O Final da noite do campista quando se recolhem, se altera em jogar cartas, ler um livro, assistir tv ou filmes ou navegar pelas redes sociais.
Ontem Ade e eu assistimos o filme The Leisure Seeker (o buscador de lazer) que conta a história do casal Ella e John (nome do filme em português na Netflix) que, já na idade do bônus, decidiram pegar o antigo motorhome e fazer uma última viagem. Ele com debilidade mental e ela sofrendo com uma doença terminal, resolveram fugir sem a concordância dos parentes, que ficaram desesperados com a fuga do casal idoso e doente.
Durante a viagem as doenças deles se manisfestam, deixando o decorrer do filme triste e alegre. No final, quando alcançam o objetivo de chegar numa cidade ao sul, após vários dias na estrada e dormindo em campings, a mulher toma uma decisão surpreendente. Mas eu não vou contar o final. Quero só dizer que o sonho é assim, nunca pode parar e sempre se realiza quando o sonhador dirige na direção dele.
À disposição física e mental nunca podem se aposentar, em tempo algum.
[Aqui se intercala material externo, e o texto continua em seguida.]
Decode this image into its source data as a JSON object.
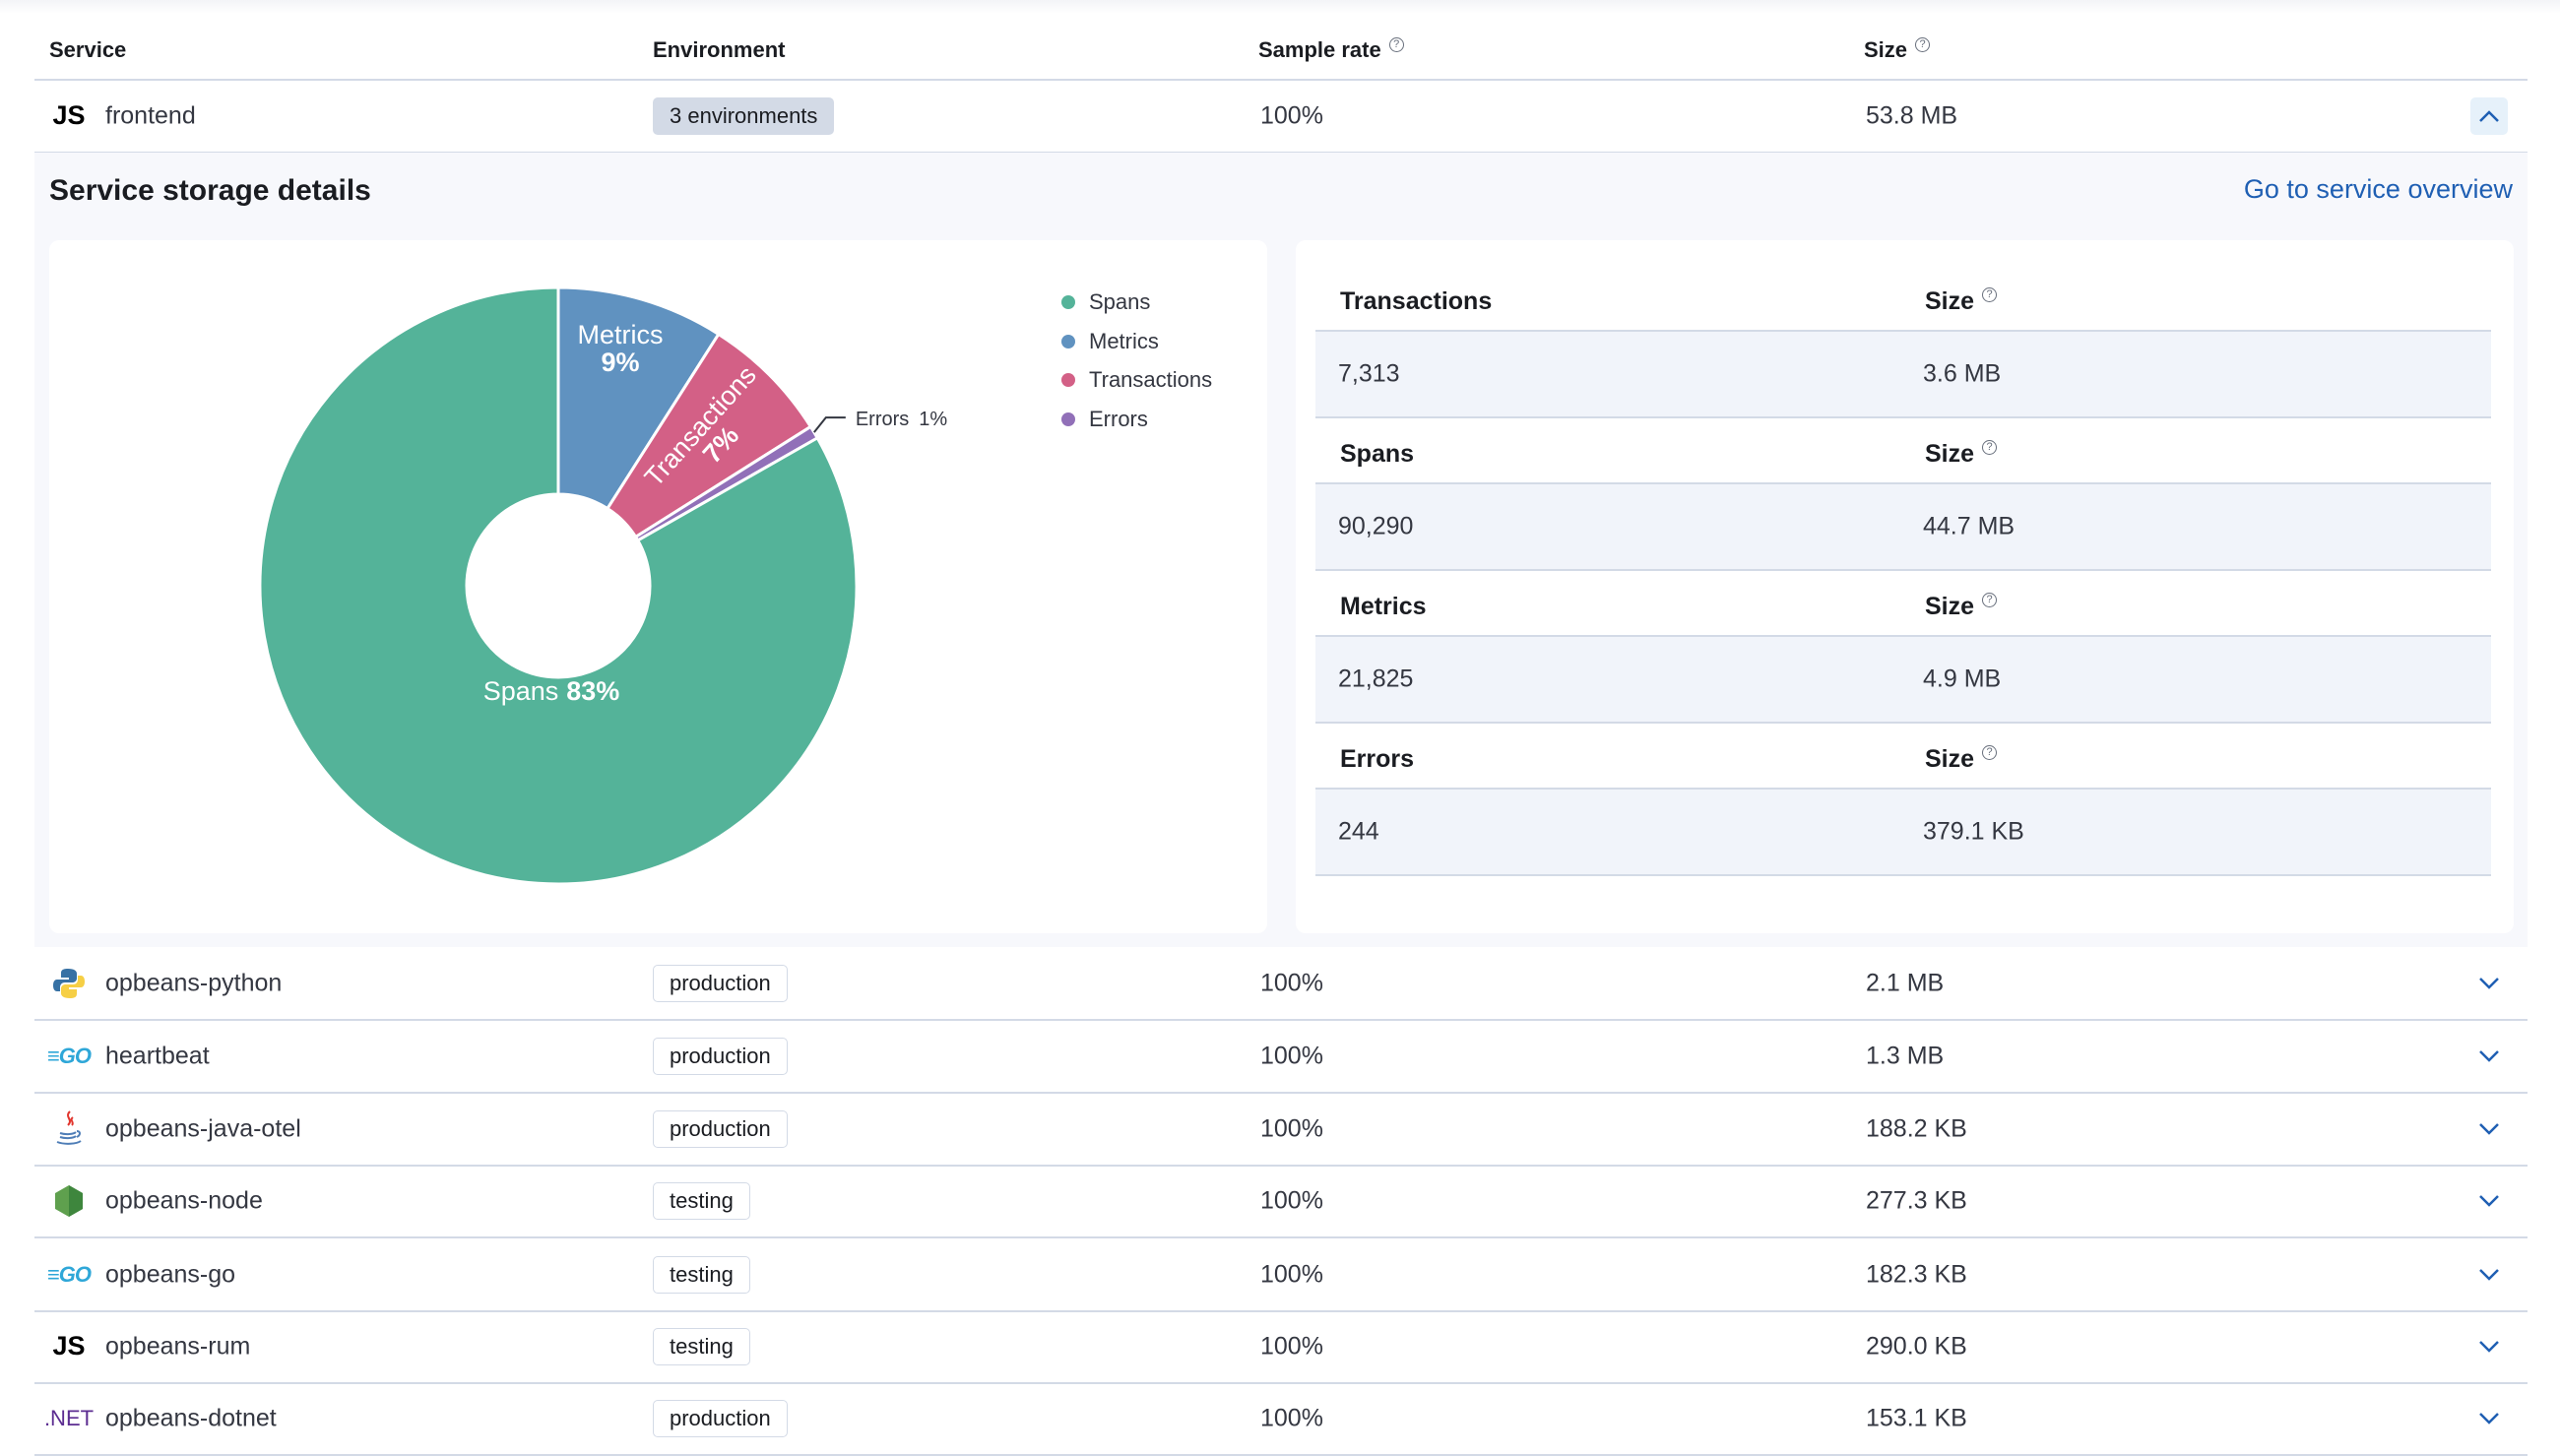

Os casos de pessoas que viajam que narrei neste post, são formas de vida escolhidas por gente que deseja estar pleno, feliz a maior parte do tempo, até quando terminar o bônus da vida aqui na terra.
Este somos nós vivendo em plena fase Depois do Trabalho, já sonhando e planejando para alcançar nosso bônus cheio de saúde e disposição.
Show parceiro, vamos curtindo e acompanhando vc e a Ade. Que Deus continue abençoando e protegendo vcs hj e sempre. Abraços. Mario Rogerio.